Mardi 16 mars 2010

Le supplément de revenu garanti n’est pas un cadeau de la part du gouvernement… c’est un droit.

 

Ce n’est pas d’hier que les députées et les députés du Bloc Québécois réclament une plus grande accessibilité au SRG de même que la pleine rétroactivité des prestations.

En décembre 2001, on apprenait que plus de 270 000 personnes âgées au Canada, dont plus de 68 000 au Québec, admissibles au Supplément de revenu garanti (SRG) ne le recevaient pas.

Le Bloc Québécois a donc déposé le projet de loi C-449 (26 avril 2002) et le projet de loi C-301 (29 novembre 2004) dans le but de garantir aux personnes flouées par le programme de supplément de revenu garanti une pleine rétroactivité des prestations au lieu de la rétroactivité actuellement limitée à 11 mois par le gouvernement fédéral. 

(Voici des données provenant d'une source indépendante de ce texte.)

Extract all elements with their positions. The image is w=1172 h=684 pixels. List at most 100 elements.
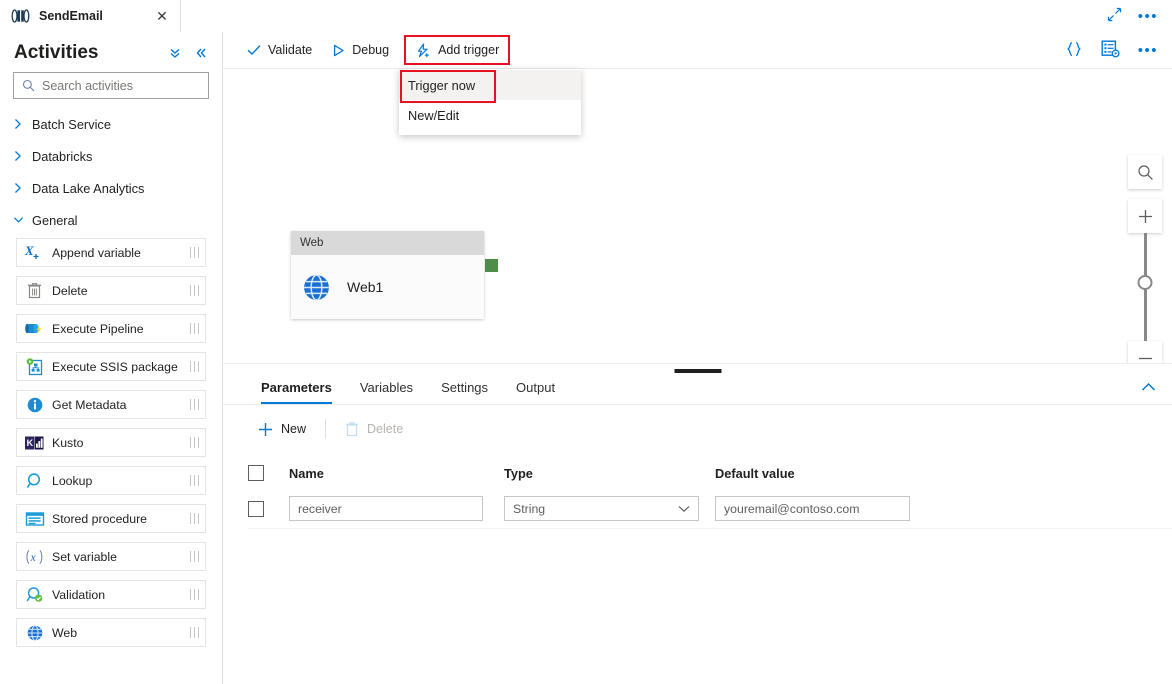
adf-pipeline-editor: SendEmail ✕ ••• Activities Search activi… bbox=[0, 0, 1172, 684]
activity-delete[interactable]: Delete bbox=[16, 276, 206, 305]
zoom-search-icon[interactable] bbox=[1128, 155, 1162, 189]
chevron-double-down-icon[interactable] bbox=[168, 46, 182, 60]
validate-button[interactable]: Validate bbox=[237, 36, 322, 64]
debug-button[interactable]: Debug bbox=[322, 36, 399, 64]
tab-variables[interactable]: Variables bbox=[346, 380, 427, 404]
delete-parameter-button: Delete bbox=[335, 414, 413, 444]
select-all-checkbox[interactable] bbox=[248, 465, 264, 481]
set-variable-icon: x bbox=[24, 546, 45, 567]
activity-label: Execute SSIS package bbox=[52, 359, 178, 374]
drag-handle-icon[interactable] bbox=[189, 323, 199, 334]
chevron-right-icon bbox=[13, 182, 24, 194]
drag-handle-icon[interactable] bbox=[189, 399, 199, 410]
svg-text:X: X bbox=[24, 243, 34, 258]
tab-label: Output bbox=[516, 380, 556, 395]
code-braces-icon[interactable] bbox=[1065, 41, 1083, 61]
drag-handle-icon[interactable] bbox=[189, 627, 199, 638]
svg-text:K: K bbox=[27, 438, 34, 448]
add-trigger-button[interactable]: Add trigger bbox=[404, 35, 511, 65]
parameter-default-value-input[interactable]: youremail@contoso.com bbox=[715, 496, 910, 521]
lookup-magnifier-icon bbox=[24, 470, 45, 491]
drag-handle-icon[interactable] bbox=[189, 285, 199, 296]
node-body: Web1 bbox=[291, 255, 484, 319]
activities-header: Activities bbox=[0, 32, 222, 72]
menu-item-new-edit[interactable]: New/Edit bbox=[399, 100, 581, 130]
tab-label: Variables bbox=[359, 380, 414, 395]
window-more-icon[interactable]: ••• bbox=[1138, 9, 1158, 24]
search-input[interactable] bbox=[42, 78, 203, 93]
play-triangle-icon bbox=[332, 44, 345, 57]
tab-parameters[interactable]: Parameters bbox=[247, 380, 346, 404]
node-type-label: Web bbox=[291, 231, 484, 255]
pipeline-canvas[interactable]: Web Web1 bbox=[223, 69, 1172, 400]
activity-kusto[interactable]: K Kusto bbox=[16, 428, 206, 457]
menu-item-label: Trigger now bbox=[408, 77, 476, 93]
category-general[interactable]: General bbox=[0, 204, 222, 236]
drag-handle-icon[interactable] bbox=[189, 589, 199, 600]
parameter-name-input[interactable]: receiver bbox=[289, 496, 483, 521]
activity-label: Append variable bbox=[52, 245, 141, 260]
delete-trash-icon bbox=[24, 280, 45, 301]
chevron-down-icon bbox=[13, 215, 24, 225]
activity-validation[interactable]: Validation bbox=[16, 580, 206, 609]
tab-sendemail[interactable]: SendEmail ✕ bbox=[0, 0, 180, 32]
web-globe-icon bbox=[24, 622, 45, 643]
activity-label: Lookup bbox=[52, 473, 93, 488]
activity-lookup[interactable]: Lookup bbox=[16, 466, 206, 495]
row-select-cell bbox=[248, 500, 289, 517]
activity-label: Web bbox=[52, 625, 78, 640]
select-all-cell bbox=[248, 465, 289, 481]
toolbar-more-icon[interactable]: ••• bbox=[1138, 43, 1158, 58]
activity-label: Get Metadata bbox=[52, 397, 127, 412]
row-checkbox[interactable] bbox=[248, 500, 264, 517]
activity-label: Execute Pipeline bbox=[52, 321, 144, 336]
panel-tabs: Parameters Variables Settings Output bbox=[223, 364, 1172, 405]
activity-stored-procedure[interactable]: Stored procedure bbox=[16, 504, 206, 533]
tab-output[interactable]: Output bbox=[502, 380, 569, 404]
properties-gear-icon[interactable] bbox=[1101, 40, 1120, 62]
category-data-lake-analytics[interactable]: Data Lake Analytics bbox=[0, 172, 222, 204]
new-parameter-button[interactable]: New bbox=[248, 414, 316, 444]
drag-handle-icon[interactable] bbox=[189, 247, 199, 258]
chevron-right-icon bbox=[13, 118, 24, 130]
activity-execute-ssis-package[interactable]: Execute SSIS package bbox=[16, 352, 206, 381]
new-label: New bbox=[281, 422, 307, 436]
parameter-type-select[interactable]: String bbox=[504, 496, 699, 521]
category-batch-service[interactable]: Batch Service bbox=[0, 108, 222, 140]
add-trigger-label: Add trigger bbox=[438, 43, 500, 57]
search-activities-box[interactable] bbox=[13, 72, 209, 99]
add-trigger-dropdown: Trigger now New/Edit bbox=[399, 69, 581, 135]
activity-web[interactable]: Web bbox=[16, 618, 206, 647]
execute-ssis-package-icon bbox=[24, 356, 45, 377]
node-output-port[interactable] bbox=[485, 259, 498, 272]
expand-icon[interactable] bbox=[1107, 7, 1122, 26]
activity-append-variable[interactable]: X Append variable bbox=[16, 238, 206, 267]
drag-handle-icon[interactable] bbox=[189, 551, 199, 562]
tab-settings[interactable]: Settings bbox=[427, 380, 502, 404]
web-globe-icon bbox=[302, 273, 331, 302]
tab-label: Settings bbox=[441, 380, 489, 395]
node-name-label: Web1 bbox=[347, 279, 384, 295]
zoom-slider-thumb[interactable] bbox=[1137, 275, 1153, 290]
zoom-in-button[interactable] bbox=[1128, 199, 1162, 233]
activity-get-metadata[interactable]: Get Metadata bbox=[16, 390, 206, 419]
validate-label: Validate bbox=[268, 43, 313, 57]
menu-item-trigger-now[interactable]: Trigger now bbox=[399, 70, 581, 103]
column-header-name: Name bbox=[289, 465, 324, 481]
window-actions: ••• bbox=[1107, 0, 1172, 32]
chevron-up-icon[interactable] bbox=[1141, 382, 1156, 392]
drag-handle-icon[interactable] bbox=[189, 361, 199, 372]
tab-label: Parameters bbox=[261, 380, 332, 395]
activity-set-variable[interactable]: x Set variable bbox=[16, 542, 206, 571]
activities-sidebar: Activities Search activities Batch Servi… bbox=[0, 32, 223, 684]
chevron-double-left-icon[interactable] bbox=[194, 46, 208, 60]
drag-handle-icon[interactable] bbox=[189, 475, 199, 486]
drag-handle-icon[interactable] bbox=[189, 437, 199, 448]
zoom-slider[interactable] bbox=[1128, 233, 1162, 341]
close-icon[interactable]: ✕ bbox=[154, 9, 170, 23]
category-databricks[interactable]: Databricks bbox=[0, 140, 222, 172]
drag-handle-icon[interactable] bbox=[189, 513, 199, 524]
category-list: Batch Service Databricks Data Lake Analy… bbox=[0, 108, 222, 236]
activity-node-web1[interactable]: Web Web1 bbox=[291, 231, 484, 319]
activity-execute-pipeline[interactable]: Execute Pipeline bbox=[16, 314, 206, 343]
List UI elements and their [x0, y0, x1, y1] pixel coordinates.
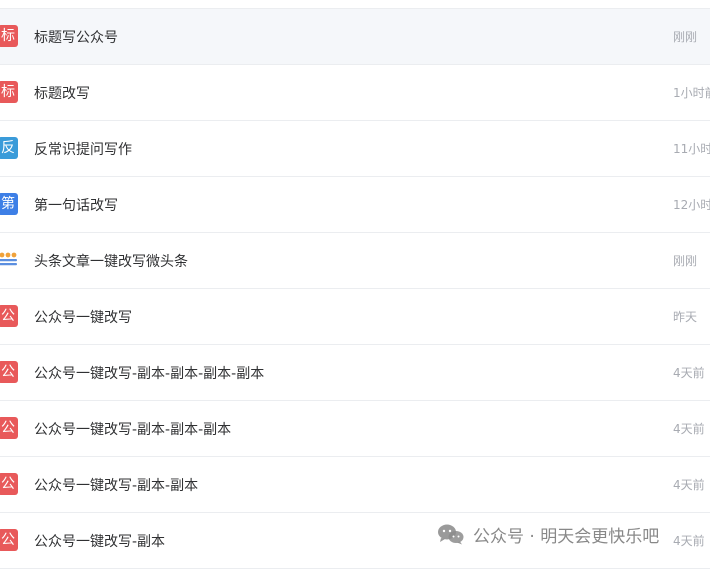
watermark: 公众号 · 明天会更快乐吧	[437, 519, 659, 549]
list-item-time: 11小时	[673, 142, 710, 156]
app-badge-icon: 第	[0, 193, 18, 215]
app-badge-icon: 公	[0, 417, 18, 439]
list-item-title: 公众号一键改写-副本-副本-副本	[34, 422, 232, 438]
list-item-title: 头条文章一键改写微头条	[34, 254, 188, 270]
app-badge-icon: 公	[0, 473, 18, 495]
wechat-icon	[438, 524, 464, 545]
app-badge-icon: 公	[0, 529, 18, 551]
list-item-title: 公众号一键改写-副本-副本-副本-副本	[34, 366, 265, 382]
list-item-time: 4天前	[673, 534, 705, 548]
list-item-title: 公众号一键改写	[34, 310, 132, 326]
list-item[interactable]: 公 公众号一键改写-副本-副本 4天前	[0, 457, 710, 513]
list-item-time: 昨天	[673, 310, 698, 324]
list-item[interactable]: 头条文章一键改写微头条 刚刚	[0, 233, 710, 289]
app-badge-icon: 标	[0, 25, 18, 47]
app-badge-icon: 公	[0, 361, 18, 383]
app-badge-icon: 公	[0, 305, 18, 327]
list-item[interactable]: 公 公众号一键改写-副本-副本-副本 4天前	[0, 401, 710, 457]
list-item[interactable]: 标 标题写公众号 刚刚	[0, 8, 710, 65]
app-badge-icon: 标	[0, 81, 18, 103]
list-item-title: 标题改写	[34, 86, 90, 102]
list-item-title: 标题写公众号	[34, 30, 118, 46]
people-icon	[0, 249, 18, 271]
list-item[interactable]: 公 公众号一键改写 昨天	[0, 289, 710, 345]
list-item-title: 公众号一键改写-副本	[34, 534, 166, 550]
list-item-time: 4天前	[673, 478, 705, 492]
list-item-title: 反常识提问写作	[34, 142, 132, 158]
list-item-time: 刚刚	[673, 30, 698, 44]
list-item-time: 1小时前	[673, 86, 710, 100]
watermark-text: 公众号 · 明天会更快乐吧	[473, 526, 660, 547]
list-item-time: 12小时	[673, 198, 710, 212]
list-item[interactable]: 公 公众号一键改写-副本-副本-副本-副本 4天前	[0, 345, 710, 401]
app-list: 标 标题写公众号 刚刚 标 标题改写 1小时前 反 反常识提问写作 11小时 第…	[0, 8, 710, 569]
list-item-title: 第一句话改写	[34, 198, 118, 214]
list-item[interactable]: 标 标题改写 1小时前	[0, 65, 710, 121]
list-item-time: 4天前	[673, 366, 705, 380]
list-item-title: 公众号一键改写-副本-副本	[34, 478, 199, 494]
app-badge-icon: 反	[0, 137, 18, 159]
list-item-time: 刚刚	[673, 254, 698, 268]
list-item[interactable]: 第 第一句话改写 12小时	[0, 177, 710, 233]
list-item[interactable]: 反 反常识提问写作 11小时	[0, 121, 710, 177]
list-item-time: 4天前	[673, 422, 705, 436]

Puis, en décembre 2007, le Bloc Québécois a déposé le projet de loi C-490 afin de modifier la Loi sur la sécurité de la vieillesse et plus spécifiquement le supplément de revenu garanti. Ce projet de loi était le fruit des données recueillies par la députation du Bloc Québécois lors de la Tournée des aînés du Québec au cours de l’été et de l’automne 2007. La visite de personnes âgées du Québec a permis d’identifier leurs besoins et leurs craintes dans le Québec d’aujourd’hui et de demain. S’ajoutaient à ces résultats les recommandations tirées des échanges avec les associations, les fédérations et les organismes d’aînés de tout le Québec.

Concrètement, le projet de loi proposait 4 thématiques :

  • l’inscription automatique au SRG;
  • la majoration de 110 $ par mois pour les bénéficiaires du SRG;
  • la pleine rétroactivité des personnes lésées;
  • un délai compensatoire pour les bénéficiaires du SRG qui subissent le décès de leur conjoint.

Le projet de loi C-490 du Bloc Québécois est toutefois mort au feuilleton en raison du déclenchement anticipé d’élections par le gouvernement Harper. Il affirme d‘ailleurs sur son site Internet que si les personnes âgées n’ont pas droit à la pleine rétroactivité,  ce sont les libéraux qui sont à blâmer. Pourtant, depuis leur arrivée au pouvoir, les conservateurs refusent toujours d’accorder la pleine rétroactivité aux aînés qui en ont vraiment besoin.